[Python-ideas] asyncore: included batteries don't fit

Christian Tismer tismer at stackless.com
Sat Oct 13 13:42:32 CEST 2012


Hi Guido and folks,

On 07.10.12 17:04, Guido van Rossum wrote:
> On Sun, Oct 7, 2012 at 3:09 AM, Antoine Pitrou <solipsis at pitrou.net> wrote:
>> On Sat, 6 Oct 2012 17:23:48 -0700
>> Guido van Rossum <guido at python.org> wrote:
>>> On Sat, Oct 6, 2012 at 3:24 PM, Antoine Pitrou <solipsis at pitrou.net> wrote:
>>>> greenlets/gevents only get you half the advantages of single-threaded
>>>> "async" programming: they get you scalability in the face of a high
>>>> number of concurrent connections, but they don't get you the robustness
>>>> of cooperative multithreading (because it's not obvious when reading
>>>> the code where the possible thread-switching points are).
>>> I used to think that too, long ago, until I discovered that as you add
>>> abstraction layers, cooperative multithreading is untenable -- sooner
>>> or later you will lose track of where the threads are switched.
>> Even with an explicit notation like "yield" / "yield from"?
> If you strictly adhere to using those you should be safe (though
> distinguishing between the two may prove challenging) -- but in
> practice it's hard to get everyone and every API to use this style. So
> you'll have some blocking API calls hidden deep inside what looks like
> a perfectly innocent call to some helper function.
>
> IIUC in Go this is solved by mixing threads and lighter-weight
> constructs (say, greenlets) -- if a greenlet gets blocked for I/O, the
> rest of the system continues to make progress by spawning another
> thread.
>
> My own experience with NDB is that it's just too hard to make everyone
> use the async APIs all the time -- so I gave up and made async APIs an
> optional feature, offering a blocking and an async version of every
> API. I didn't start out that way, but once I started writing
> documentation aimed at unsophisticated users, I realized that it was
> just too much of an uphill battle to bother.
>
> So I think it's better to accept this and deal with it, possibly
> adding locking primitives into the mix that work well with the rest of
> the framework. Building a lock out of a tasklet-based (i.e.
> non-threading) Future class is easy enough.

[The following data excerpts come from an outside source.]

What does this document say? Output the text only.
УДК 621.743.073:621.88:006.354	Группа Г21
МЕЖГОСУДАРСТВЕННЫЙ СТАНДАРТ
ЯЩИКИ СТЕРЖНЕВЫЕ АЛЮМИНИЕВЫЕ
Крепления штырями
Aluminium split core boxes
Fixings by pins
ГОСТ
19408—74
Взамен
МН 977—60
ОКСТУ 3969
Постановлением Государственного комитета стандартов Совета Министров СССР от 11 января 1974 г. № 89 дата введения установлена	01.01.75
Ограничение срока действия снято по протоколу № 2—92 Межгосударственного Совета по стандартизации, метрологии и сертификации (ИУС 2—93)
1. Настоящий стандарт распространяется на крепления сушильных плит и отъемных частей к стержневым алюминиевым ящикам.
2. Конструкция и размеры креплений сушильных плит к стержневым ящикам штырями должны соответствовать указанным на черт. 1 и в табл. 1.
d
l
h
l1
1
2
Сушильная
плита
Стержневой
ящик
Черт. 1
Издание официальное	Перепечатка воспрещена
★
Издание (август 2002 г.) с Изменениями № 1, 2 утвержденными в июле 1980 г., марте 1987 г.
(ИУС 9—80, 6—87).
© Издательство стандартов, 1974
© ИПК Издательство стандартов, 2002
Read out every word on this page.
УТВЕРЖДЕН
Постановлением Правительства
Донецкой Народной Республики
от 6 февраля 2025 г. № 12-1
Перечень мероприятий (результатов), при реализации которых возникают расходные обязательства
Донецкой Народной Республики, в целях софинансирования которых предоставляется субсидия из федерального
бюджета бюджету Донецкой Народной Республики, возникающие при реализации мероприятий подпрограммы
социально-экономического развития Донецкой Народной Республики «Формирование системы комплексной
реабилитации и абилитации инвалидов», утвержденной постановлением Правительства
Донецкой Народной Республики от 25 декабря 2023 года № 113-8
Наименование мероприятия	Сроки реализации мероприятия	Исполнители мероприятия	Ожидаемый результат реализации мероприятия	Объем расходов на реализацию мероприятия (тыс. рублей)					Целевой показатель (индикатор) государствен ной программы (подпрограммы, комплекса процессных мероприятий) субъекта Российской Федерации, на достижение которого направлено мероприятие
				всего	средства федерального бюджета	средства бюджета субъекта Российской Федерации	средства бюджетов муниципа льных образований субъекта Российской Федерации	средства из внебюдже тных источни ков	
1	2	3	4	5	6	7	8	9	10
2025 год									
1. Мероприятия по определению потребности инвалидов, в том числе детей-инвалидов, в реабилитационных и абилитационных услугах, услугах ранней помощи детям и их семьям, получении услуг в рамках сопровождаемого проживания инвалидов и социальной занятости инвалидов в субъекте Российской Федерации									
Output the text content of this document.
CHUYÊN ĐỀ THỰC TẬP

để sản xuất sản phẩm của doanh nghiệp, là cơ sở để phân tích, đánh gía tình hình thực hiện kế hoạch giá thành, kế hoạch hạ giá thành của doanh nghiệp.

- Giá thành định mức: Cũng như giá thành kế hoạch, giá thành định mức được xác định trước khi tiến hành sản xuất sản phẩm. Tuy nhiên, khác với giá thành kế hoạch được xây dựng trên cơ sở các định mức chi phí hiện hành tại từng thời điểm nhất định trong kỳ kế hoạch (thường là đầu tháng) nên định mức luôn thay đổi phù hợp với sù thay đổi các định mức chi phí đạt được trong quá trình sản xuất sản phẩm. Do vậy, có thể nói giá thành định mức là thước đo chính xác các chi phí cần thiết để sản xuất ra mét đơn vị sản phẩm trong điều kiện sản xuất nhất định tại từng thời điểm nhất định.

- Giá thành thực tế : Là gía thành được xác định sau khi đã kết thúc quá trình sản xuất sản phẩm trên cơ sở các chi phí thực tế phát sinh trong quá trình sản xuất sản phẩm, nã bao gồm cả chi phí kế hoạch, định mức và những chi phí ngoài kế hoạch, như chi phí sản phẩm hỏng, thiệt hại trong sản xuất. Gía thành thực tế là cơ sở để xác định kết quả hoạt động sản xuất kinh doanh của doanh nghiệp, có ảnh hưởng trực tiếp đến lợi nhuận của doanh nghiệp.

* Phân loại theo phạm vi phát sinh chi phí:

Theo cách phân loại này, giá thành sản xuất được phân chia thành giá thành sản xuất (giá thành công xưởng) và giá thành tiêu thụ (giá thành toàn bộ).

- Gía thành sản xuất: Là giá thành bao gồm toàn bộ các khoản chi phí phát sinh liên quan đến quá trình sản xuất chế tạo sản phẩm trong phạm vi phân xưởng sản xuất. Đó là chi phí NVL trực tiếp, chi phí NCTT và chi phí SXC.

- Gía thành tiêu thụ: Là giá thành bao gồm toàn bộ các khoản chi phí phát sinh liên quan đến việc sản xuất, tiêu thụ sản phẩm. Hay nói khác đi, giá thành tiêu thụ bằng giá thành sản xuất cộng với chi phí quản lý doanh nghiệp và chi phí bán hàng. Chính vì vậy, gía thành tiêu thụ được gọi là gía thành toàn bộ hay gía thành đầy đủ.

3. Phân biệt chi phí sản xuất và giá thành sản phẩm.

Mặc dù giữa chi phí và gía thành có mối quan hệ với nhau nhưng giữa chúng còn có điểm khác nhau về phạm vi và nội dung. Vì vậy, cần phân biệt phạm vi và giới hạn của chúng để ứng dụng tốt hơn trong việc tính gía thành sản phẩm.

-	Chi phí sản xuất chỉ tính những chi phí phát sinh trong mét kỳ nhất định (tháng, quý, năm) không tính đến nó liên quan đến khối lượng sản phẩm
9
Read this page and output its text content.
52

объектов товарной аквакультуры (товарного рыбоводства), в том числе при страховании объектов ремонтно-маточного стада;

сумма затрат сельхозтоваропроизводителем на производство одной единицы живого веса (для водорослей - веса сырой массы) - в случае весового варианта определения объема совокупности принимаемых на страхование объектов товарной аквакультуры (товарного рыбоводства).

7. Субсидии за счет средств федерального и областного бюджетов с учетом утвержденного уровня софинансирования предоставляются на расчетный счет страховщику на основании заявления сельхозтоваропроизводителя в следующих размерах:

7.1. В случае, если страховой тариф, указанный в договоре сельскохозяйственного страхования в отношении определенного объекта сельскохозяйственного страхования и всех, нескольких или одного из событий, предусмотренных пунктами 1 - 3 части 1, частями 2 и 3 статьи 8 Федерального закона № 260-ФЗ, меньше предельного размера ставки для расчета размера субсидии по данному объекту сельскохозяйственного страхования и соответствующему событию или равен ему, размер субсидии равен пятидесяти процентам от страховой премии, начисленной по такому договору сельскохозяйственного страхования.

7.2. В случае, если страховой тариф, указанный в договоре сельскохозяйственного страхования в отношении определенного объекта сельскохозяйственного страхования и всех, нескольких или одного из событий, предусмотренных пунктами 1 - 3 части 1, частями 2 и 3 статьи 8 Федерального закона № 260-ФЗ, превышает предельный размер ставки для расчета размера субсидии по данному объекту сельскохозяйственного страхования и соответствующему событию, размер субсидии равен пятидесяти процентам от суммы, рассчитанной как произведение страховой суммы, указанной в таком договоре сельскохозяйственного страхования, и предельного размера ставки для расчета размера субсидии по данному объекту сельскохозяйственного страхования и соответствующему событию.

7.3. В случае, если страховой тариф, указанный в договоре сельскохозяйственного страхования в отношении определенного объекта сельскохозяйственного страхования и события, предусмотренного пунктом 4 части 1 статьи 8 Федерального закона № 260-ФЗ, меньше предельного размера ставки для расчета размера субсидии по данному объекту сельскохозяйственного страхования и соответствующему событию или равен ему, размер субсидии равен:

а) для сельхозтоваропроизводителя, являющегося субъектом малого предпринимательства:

I'm digging in, a bit late.
Still trying to read the myriad of messages.

For now just a word:
Guido: How much I would love to use your time machine and invite
you to discuss Pythons future in 1998.

Then we would have tossed greenlet/stackless and all that crap.
Entering a different context could have been folded deeply into Python,
by making it able to pickle program state in certain positions.

Just dreaming out loud :-)
It is great that this discussion is taking place, and I'll try to help.